The characteristic of the American journalist consists in an open and coarse appeal to the passions of his readers; he abandons principles to assail the characters of individuals, to track them into private life and disclose all their weaknesses and vices.
A description of Andrew Breitbart’s consistently scummy contributions to our public discourse? A reaction to ideological strategizing among the members of the liberal listserve Journolist? Hardly. The quotation comes from the first volume of Tocqueville’s Democracy in America, published in 1835. The passage is useful because it reminds us of something we tend to forget in the midst of our moralistic posturing about Journalistic Ideals, the rise of groupthink, and the descent of the media into rumor-mongering trash talk. What we forget is that extreme partisanship and vulgar advocacy on the part of journalists is nothing new in the United States. It is, on the contrary, the historic norm.

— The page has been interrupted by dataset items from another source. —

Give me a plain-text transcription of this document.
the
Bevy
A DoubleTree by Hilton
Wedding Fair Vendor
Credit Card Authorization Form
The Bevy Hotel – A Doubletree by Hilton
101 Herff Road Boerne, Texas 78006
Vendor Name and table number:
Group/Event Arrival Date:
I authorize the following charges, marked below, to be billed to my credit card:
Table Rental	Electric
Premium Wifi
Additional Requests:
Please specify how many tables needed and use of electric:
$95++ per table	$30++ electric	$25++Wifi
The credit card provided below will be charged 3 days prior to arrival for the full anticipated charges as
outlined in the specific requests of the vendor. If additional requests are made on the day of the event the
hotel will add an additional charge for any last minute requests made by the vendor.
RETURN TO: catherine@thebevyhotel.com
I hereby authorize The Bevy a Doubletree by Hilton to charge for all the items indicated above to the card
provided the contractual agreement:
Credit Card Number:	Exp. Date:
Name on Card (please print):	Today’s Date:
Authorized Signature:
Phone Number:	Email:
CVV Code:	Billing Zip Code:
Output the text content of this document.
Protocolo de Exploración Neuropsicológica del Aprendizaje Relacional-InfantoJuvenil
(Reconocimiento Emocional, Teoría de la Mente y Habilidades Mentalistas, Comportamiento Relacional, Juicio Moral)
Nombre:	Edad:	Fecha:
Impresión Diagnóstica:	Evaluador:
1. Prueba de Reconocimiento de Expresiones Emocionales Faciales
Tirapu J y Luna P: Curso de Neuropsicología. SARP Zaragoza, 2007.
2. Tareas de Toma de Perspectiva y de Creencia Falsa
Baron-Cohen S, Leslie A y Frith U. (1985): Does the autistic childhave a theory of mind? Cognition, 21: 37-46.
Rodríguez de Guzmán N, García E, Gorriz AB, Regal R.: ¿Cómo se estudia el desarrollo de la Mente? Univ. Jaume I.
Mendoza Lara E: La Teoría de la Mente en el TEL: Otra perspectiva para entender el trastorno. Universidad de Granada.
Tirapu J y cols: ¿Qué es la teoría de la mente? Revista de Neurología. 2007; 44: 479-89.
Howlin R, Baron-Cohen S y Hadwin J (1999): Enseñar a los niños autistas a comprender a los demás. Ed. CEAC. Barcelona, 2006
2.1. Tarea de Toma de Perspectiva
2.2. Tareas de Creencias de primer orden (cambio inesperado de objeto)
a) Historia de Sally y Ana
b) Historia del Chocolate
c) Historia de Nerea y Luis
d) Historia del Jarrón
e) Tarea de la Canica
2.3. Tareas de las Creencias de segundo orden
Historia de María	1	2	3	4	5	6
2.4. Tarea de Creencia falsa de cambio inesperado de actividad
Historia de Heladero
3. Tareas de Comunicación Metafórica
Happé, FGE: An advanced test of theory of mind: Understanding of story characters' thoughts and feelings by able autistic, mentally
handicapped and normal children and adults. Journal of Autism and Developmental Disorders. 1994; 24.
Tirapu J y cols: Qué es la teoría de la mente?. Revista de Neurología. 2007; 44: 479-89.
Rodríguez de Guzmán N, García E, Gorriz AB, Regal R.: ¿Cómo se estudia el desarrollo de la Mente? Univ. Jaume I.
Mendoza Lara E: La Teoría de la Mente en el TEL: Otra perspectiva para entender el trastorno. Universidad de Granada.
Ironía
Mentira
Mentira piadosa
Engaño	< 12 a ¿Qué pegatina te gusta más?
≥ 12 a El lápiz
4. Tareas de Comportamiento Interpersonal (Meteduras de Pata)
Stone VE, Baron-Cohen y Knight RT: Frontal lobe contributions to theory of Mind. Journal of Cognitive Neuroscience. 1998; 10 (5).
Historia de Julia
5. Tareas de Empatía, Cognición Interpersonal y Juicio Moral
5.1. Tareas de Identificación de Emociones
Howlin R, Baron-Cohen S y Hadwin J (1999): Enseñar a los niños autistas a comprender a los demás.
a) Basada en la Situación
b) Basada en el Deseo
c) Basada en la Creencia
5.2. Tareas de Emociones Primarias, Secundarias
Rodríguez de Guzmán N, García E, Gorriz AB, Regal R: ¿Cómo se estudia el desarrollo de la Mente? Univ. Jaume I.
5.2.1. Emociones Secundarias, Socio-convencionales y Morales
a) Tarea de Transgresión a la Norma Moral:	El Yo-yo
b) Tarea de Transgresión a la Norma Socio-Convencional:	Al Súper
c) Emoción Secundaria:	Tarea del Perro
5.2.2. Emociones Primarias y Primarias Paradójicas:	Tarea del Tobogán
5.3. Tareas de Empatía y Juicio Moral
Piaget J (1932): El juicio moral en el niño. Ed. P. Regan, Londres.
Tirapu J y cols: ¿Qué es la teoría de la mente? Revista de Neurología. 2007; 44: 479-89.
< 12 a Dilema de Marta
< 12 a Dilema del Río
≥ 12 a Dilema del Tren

When Tocqueville visited the young United States in 1831, the press consisted almost entirely of partisan broadsheets. The political commitments of each paper’s publisher were obvious in nearly every story. Politicians and citizens on the same side received favorable coverage while opponents were regularly savaged with a viciousness that rivals our most rabid bloggers. There were Democratic newspapers and Whig newspapers, pro-slavery and anti-slavery newspapers, and so forth, through all the major issues of the day.

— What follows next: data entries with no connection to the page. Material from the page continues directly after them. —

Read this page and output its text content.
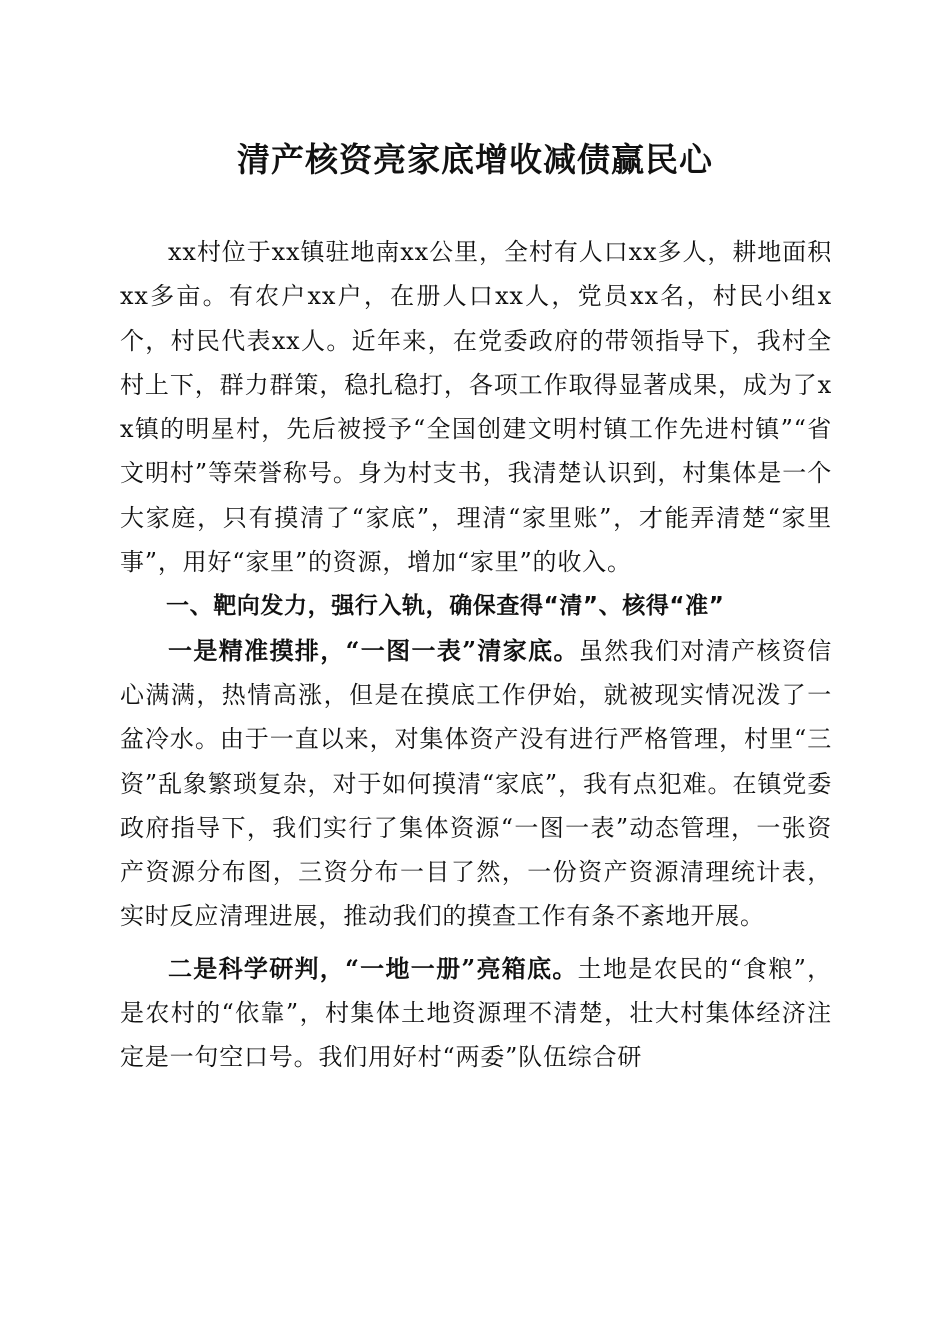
清产核资亮家底增收减债赢民心

xx村位于xx镇驻地南xx公里，全村有人口xx多人，耕地面积xx多亩。有农户xx户，在册人口xx人，党员xx名，村民小组x个，村民代表xx人。近年来，在党委政府的带领指导下，我村全村上下，群力群策，稳扎稳打，各项工作取得显著成果，成为了xx镇的明星村，先后被授予“全国创建文明村镇工作先进村镇”“省文明村”等荣誉称号。身为村支书，我清楚认识到，村集体是一个大家庭，只有摸清了“家底”，理清“家里账”，才能弄清楚“家里事”，用好“家里”的资源，增加“家里”的收入。

一、靶向发力，强行入轨，确保查得“清”、核得“准”

一是精准摸排，“一图一表”清家底。虽然我们对清产核资信心满满，热情高涨，但是在摸底工作伊始，就被现实情况泼了一盆冷水。由于一直以来，对集体资产没有进行严格管理，村里“三资”乱象繁琐复杂，对于如何摸清“家底”，我有点犯难。在镇党委政府指导下，我们实行了集体资源“一图一表”动态管理，一张资产资源分布图，三资分布一目了然，一份资产资源清理统计表，实时反应清理进展，推动我们的摸查工作有条不紊地开展。

二是科学研判，“一地一册”亮箱底。土地是农民的“食粮”，是农村的“依靠”，村集体土地资源理不清楚，壮大村集体经济注定是一句空口号。我们用好村“两委”队伍综合研
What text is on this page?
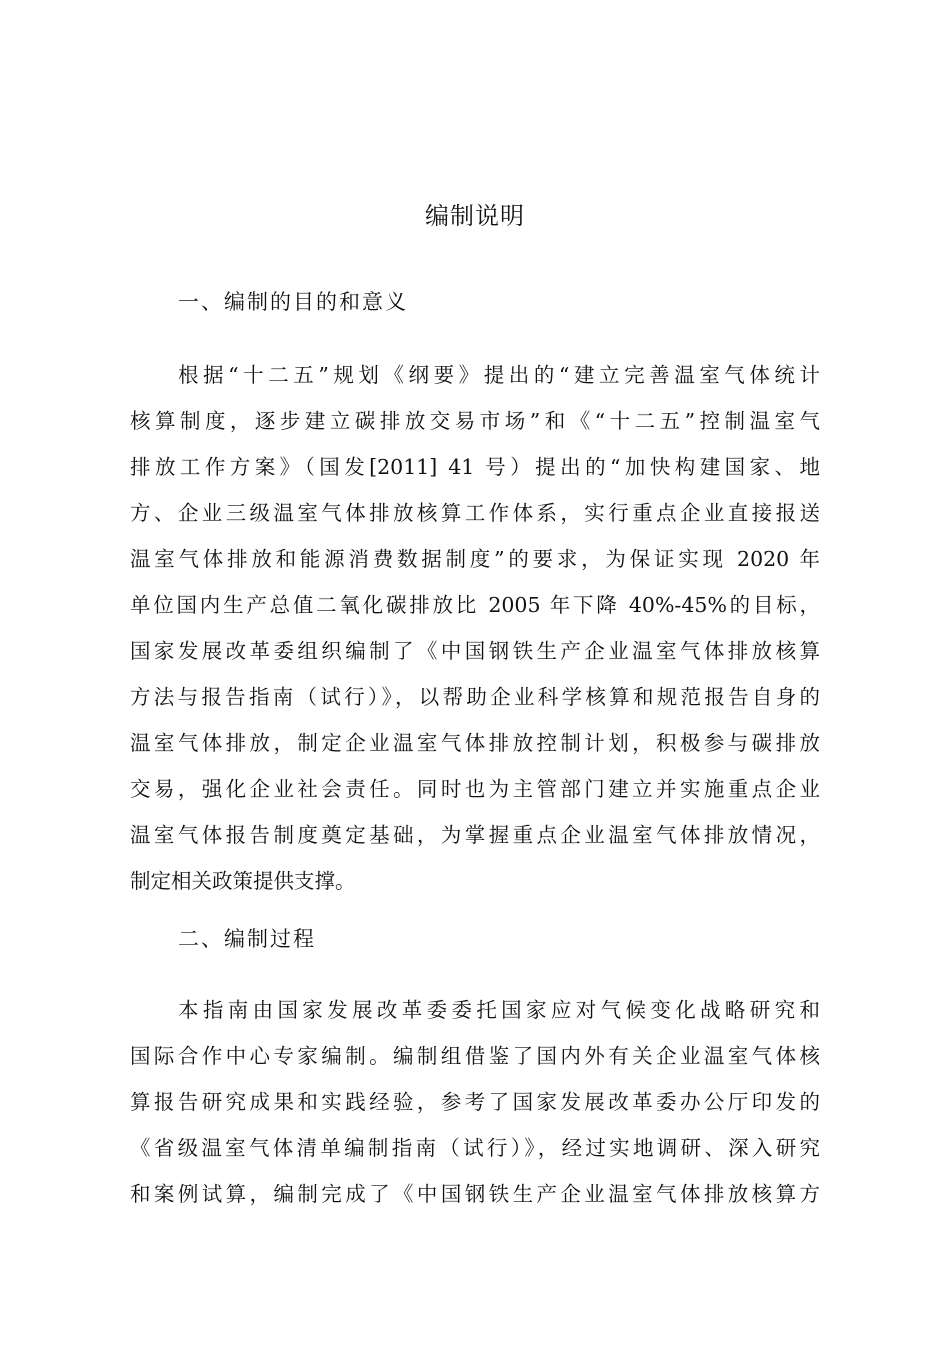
编制说明
一、编制的目的和意义
根据“十二五”规划《纲要》提出的“建立完善温室气体统计
核算制度，逐步建立碳排放交易市场”和《“十二五”控制温室气
排放工作方案》（国发[2011] 41 号）提出的“加快构建国家、地
方、企业三级温室气体排放核算工作体系，实行重点企业直接报送
温室气体排放和能源消费数据制度”的要求，为保证实现 2020 年
单位国内生产总值二氧化碳排放比 2005 年下降 40%-45%的目标，
国家发展改革委组织编制了《中国钢铁生产企业温室气体排放核算
方法与报告指南（试行）》，以帮助企业科学核算和规范报告自身的
温室气体排放，制定企业温室气体排放控制计划，积极参与碳排放
交易，强化企业社会责任。同时也为主管部门建立并实施重点企业
温室气体报告制度奠定基础，为掌握重点企业温室气体排放情况，
制定相关政策提供支撑。
二、编制过程
本指南由国家发展改革委委托国家应对气候变化战略研究和
国际合作中心专家编制。编制组借鉴了国内外有关企业温室气体核
算报告研究成果和实践经验，参考了国家发展改革委办公厅印发的
《省级温室气体清单编制指南（试行）》，经过实地调研、深入研究
和案例试算，编制完成了《中国钢铁生产企业温室气体排放核算方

Not until the heyday of Progressivism in the 1910s did writers begin to advocate an ideal of objectivity for the press, and not until the years following the Second World War did major newspapers and magazines begin to uphold with any consistency that standard in the newsroom while relegating political opinion to the editorial page. By the middle of the twentieth century, reporters were expected to strive for neutrality, compiling a litany of unbiased facts that were presented to readers who would then discharge their civic duties by making political decisions in their light. It truly was the high tide of postwar liberalism.
But when it comes to journalism, it seems, our future is our past. Where there were a few hundred newspapers in the 1830s, today there are thousands of political bloggers, each of them vying for attention and influence by screaming into computer-amplified megaphones. The numbers are greater and the medium is different, but the style is the same: libelous exaggeration and furious passions rule the day, every day, on every side of every public dispute, drowning out the few who resist choosing sides and joining the partisan battle.

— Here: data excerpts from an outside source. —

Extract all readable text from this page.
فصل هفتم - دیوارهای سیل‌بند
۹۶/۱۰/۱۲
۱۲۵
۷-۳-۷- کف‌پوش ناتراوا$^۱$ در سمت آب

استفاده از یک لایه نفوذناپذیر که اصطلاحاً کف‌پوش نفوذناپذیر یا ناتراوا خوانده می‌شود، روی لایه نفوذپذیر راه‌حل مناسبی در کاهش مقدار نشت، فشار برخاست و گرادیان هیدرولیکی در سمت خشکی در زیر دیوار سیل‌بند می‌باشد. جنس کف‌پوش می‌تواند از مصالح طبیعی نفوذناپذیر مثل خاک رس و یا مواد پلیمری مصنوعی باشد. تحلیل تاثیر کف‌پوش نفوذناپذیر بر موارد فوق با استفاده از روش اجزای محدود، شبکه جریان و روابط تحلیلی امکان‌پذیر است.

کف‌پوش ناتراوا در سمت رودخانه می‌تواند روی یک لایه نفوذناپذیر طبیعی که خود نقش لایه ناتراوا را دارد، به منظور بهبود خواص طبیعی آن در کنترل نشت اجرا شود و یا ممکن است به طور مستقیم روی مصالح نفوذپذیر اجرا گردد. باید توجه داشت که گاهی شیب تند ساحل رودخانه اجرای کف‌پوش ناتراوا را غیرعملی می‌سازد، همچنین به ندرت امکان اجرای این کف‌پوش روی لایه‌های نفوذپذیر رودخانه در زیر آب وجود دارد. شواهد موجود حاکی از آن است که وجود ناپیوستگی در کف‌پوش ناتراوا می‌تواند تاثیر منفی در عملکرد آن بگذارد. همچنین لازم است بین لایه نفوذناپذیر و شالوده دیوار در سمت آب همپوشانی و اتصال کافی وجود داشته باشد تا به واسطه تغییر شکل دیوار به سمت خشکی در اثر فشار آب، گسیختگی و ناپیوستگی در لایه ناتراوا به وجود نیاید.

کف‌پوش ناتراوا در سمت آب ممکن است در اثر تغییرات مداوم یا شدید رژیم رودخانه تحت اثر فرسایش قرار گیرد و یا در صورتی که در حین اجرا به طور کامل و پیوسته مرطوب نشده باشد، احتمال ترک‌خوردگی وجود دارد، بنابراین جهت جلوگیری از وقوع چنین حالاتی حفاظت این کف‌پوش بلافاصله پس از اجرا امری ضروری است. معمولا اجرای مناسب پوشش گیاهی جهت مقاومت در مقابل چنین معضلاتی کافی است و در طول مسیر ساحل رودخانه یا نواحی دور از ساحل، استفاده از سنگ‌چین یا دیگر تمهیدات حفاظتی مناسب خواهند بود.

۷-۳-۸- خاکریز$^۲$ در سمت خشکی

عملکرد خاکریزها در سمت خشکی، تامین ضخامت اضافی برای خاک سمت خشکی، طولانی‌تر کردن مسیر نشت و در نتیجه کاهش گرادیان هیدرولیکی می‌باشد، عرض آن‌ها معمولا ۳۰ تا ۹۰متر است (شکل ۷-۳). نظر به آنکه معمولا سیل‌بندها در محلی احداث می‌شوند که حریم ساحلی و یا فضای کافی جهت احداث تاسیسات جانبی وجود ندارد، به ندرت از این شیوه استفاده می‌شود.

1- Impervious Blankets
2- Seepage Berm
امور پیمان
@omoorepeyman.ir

As he did with nearly everything he observed in the United States, Tocqueville traced the rancorous character of American journalism to the character of American democracy (by which he largely meant our commitment to the principle of equality). In a country where citizens actively deny, in the name of equality, that any public institution possesses the authority to determine the community’s common good, the battle among individuals and groups over competing civic visions will be fierce.
Viewed in the light of this history, the middle years of the twentieth century were the exception—the years when high-minded journalists managed for a few decades to set themselves up as a recognized public authority in the United States, empowered to act as arbiters of opinion and the country’s common good. But it couldn’t last—and not only because the ideal of objectivity could never be perfectly realized. It couldn’t last, above all, because the democratic convictions of American citizens make them especially receptive to the claim they are being unjustly ruled—that all authority is arbitrary authority.
And so here we are: Once-great institutions of journalism—the one-time gatekeepers of political opinion-making—in financial free-fall and writers on both sides of the aisle outdoing themselves in a contest to see how slanted they can be in the presentation and analysis of the news. Welcome home, America.